Bodys Isek Kingelez, U.N., 1995. The Museum of Modern Art, New York. CAAC-The Pigozzi Collection. Don de Jean Pigozzi, 2019. © 2019 Estate Bodys Isek Kingelez / Photo: Maurice Aeschimann. Courtesy CAAC - The Pigozzi Collection

Le MoMA propulsé leader

Au milieu de l’été, le collectionneur Jean Pigozzi a fait don de 45 œuvres d’art contemporain subsaharien au prestigieux musée d’Art Moderne de New York (MoMA), le positionnant ainsi comme un leader institutionnel unique du secteur.

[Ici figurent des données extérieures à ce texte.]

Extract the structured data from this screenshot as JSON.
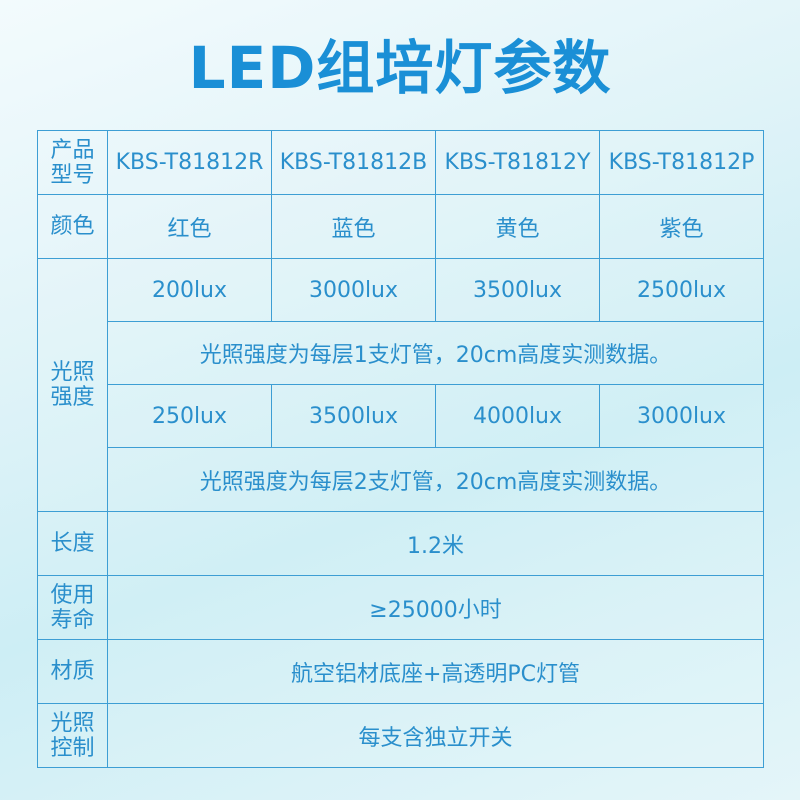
{
  "title": "LED组培灯参数",
  "table": {
    "model_header": [
      "产品",
      "型号"
    ],
    "models": [
      "KBS-T81812R",
      "KBS-T81812B",
      "KBS-T81812Y",
      "KBS-T81812P"
    ],
    "color_header": "颜色",
    "colors": [
      "红色",
      "蓝色",
      "黄色",
      "紫色"
    ],
    "intensity_header": [
      "光照",
      "强度"
    ],
    "intensity_1": [
      "200lux",
      "3000lux",
      "3500lux",
      "2500lux"
    ],
    "note_1": "光照强度为每层1支灯管，20cm高度实测数据。",
    "intensity_2": [
      "250lux",
      "3500lux",
      "4000lux",
      "3000lux"
    ],
    "note_2": "光照强度为每层2支灯管，20cm高度实测数据。",
    "length_header": "长度",
    "length": "1.2米",
    "life_header": [
      "使用",
      "寿命"
    ],
    "life": "≥25000小时",
    "material_header": "材质",
    "material": "航空铝材底座+高透明PC灯管",
    "control_header": [
      "光照",
      "控制"
    ],
    "control": "每支含独立开关"
  }
}
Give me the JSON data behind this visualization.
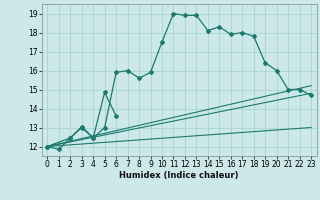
{
  "xlabel": "Humidex (Indice chaleur)",
  "background_color": "#cce8e8",
  "grid_color": "#aad4d4",
  "line_color": "#1a7a6e",
  "xlim": [
    -0.5,
    23.5
  ],
  "ylim": [
    11.5,
    19.5
  ],
  "yticks": [
    12,
    13,
    14,
    15,
    16,
    17,
    18,
    19
  ],
  "xticks": [
    0,
    1,
    2,
    3,
    4,
    5,
    6,
    7,
    8,
    9,
    10,
    11,
    12,
    13,
    14,
    15,
    16,
    17,
    18,
    19,
    20,
    21,
    22,
    23
  ],
  "curve1_x": [
    0,
    1,
    2,
    3,
    4,
    5,
    6,
    7,
    8,
    9,
    10,
    11,
    12,
    13,
    14,
    15,
    16,
    17,
    18,
    19,
    20,
    21,
    22,
    23
  ],
  "curve1_y": [
    12.0,
    11.85,
    12.45,
    13.0,
    12.45,
    13.0,
    15.9,
    16.0,
    15.6,
    15.9,
    17.5,
    19.0,
    18.9,
    18.9,
    18.1,
    18.3,
    17.9,
    18.0,
    17.8,
    16.4,
    16.0,
    15.0,
    15.0,
    14.7
  ],
  "curve2_x": [
    0,
    2,
    3,
    4,
    5,
    6
  ],
  "curve2_y": [
    12.0,
    12.45,
    13.05,
    12.45,
    14.85,
    13.6
  ],
  "line1_x": [
    0,
    23
  ],
  "line1_y": [
    12.0,
    15.2
  ],
  "line2_x": [
    0,
    23
  ],
  "line2_y": [
    12.0,
    14.8
  ],
  "line3_x": [
    0,
    23
  ],
  "line3_y": [
    12.0,
    13.0
  ]
}
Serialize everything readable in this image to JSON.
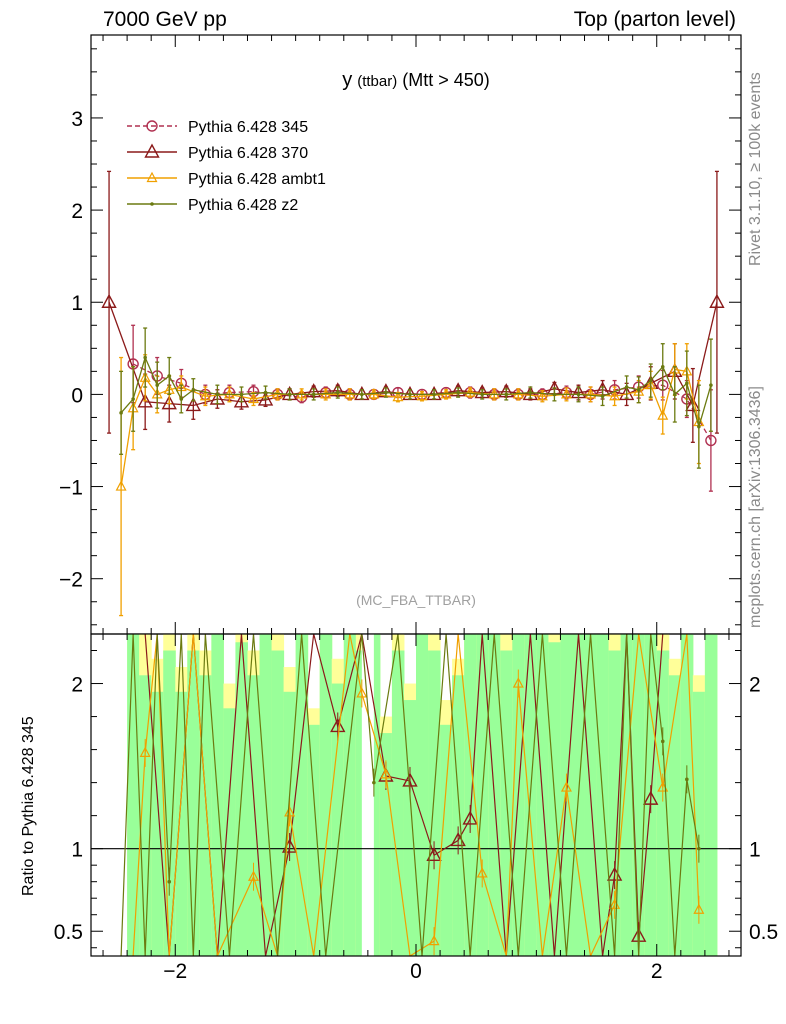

D’après son directeur, Glenn D. Lowry, « la donation va jouer un rôle très important dans le réaménagement de la collection permanente du MoMA » (qui sera dévoilée le 21octobre) et « aura un réel impact sur les programmes d’exposition du MoMA ». De son côté, Jean Pigozzi s’est dit « fier » et espère que son don « ouvrira les yeux à des millions d’amateurs d’art sur une production importante, mais encore trop méconnue ». La donation comprend des œuvres d’artistes africains parmi les plus célèbres, dont Romuald Hazoumé, Bodys Isek Kingelez, Moké, Chéri Samba, le photographe Seydou Keïta, Ambroise Ngaimoko ou Frédéric Bruly Bouabré.

L’année dernière, Jean Pigozzi avait aidé le MoMA à réaliser la première rétrospective américaine du sculpteur congolais Bodys Isek Kingelez, décédé en 2015 (exposition « Bodys Isek Kingelez : City Dreams », 26 mai 2018-1er janvier 2019). Le collectionneur avait déjà remarqué les architectures utopiques de Kingelez lors de l’exposition « Magiciens de la Terre » il y a 30 ans. Le prestige de cette exposition au MoMA a eu un effet immédiat sur la cote de l’artiste, dont le record personnel a été atteint lors d’une vente aux enchères chez Artcurial à Paris, dans les derniers jours de la rétrospective. La sculpture tenant la plus haute adjudication de Kingelez s’intitule Pacific Art et date de 1989, année clé des « Magiciens de la terre ». En 1999, elle ne valait que 20 000 francs. En 2005, elle était restée invendue à Paris dans une estimation basse de 24 000 $. Finalement, l’œuvre a dépassé les 81 000 $ le 30 décembre 2018 chez Artcurial.

Installation d'El Anatsui dans le pavillon du Ghana, pays représenté cette année pour la première fois à la Biennale de Venise.

Le marché new-yorkais s’ouvre

La popularité croissante de l’art contemporain subsaharien passe bien sûr par les coups de projecteurs que braquent les grands musées sur les artistes. La donation de Jean Pigozzi jouera certainement un rôle dans la montée des prix de ces artistes qui suscitent un intérêt croissant auprès des collectionneurs européens et américains. Par ailleurs, le marché de l’art africain commence à s’inscrire dans le calendrier des ventes new-yorkaises, ce qui constitue un atout essentiel pour son développement. La société Bonhams (pionnière dans la vente aux enchères d’art africain moderne et contemporain à Londres) a en effet organisé une première vente d’art africain à New York le 2 mai 2019, vendant six œuvres à plus de 100 000$ chacune.

Entre la donation de Jean Pigozzi au MoMA et les nouvelles ventes spécialisées de Bonhams, New-York pourrait devenir, dans un futur proche, la première plaque tournante du marché de l’art contemporain africain face à Paris et à Londres. Selon Charlotte Lidon, experte liaison Art moderne et contemporain africain chez Sotheby’s : « Ce marché ne représente que 0,01% du marché international de l’art ». Tous les indicateurs sont désormais au vert pour asseoir le développement de ce marché stimulant.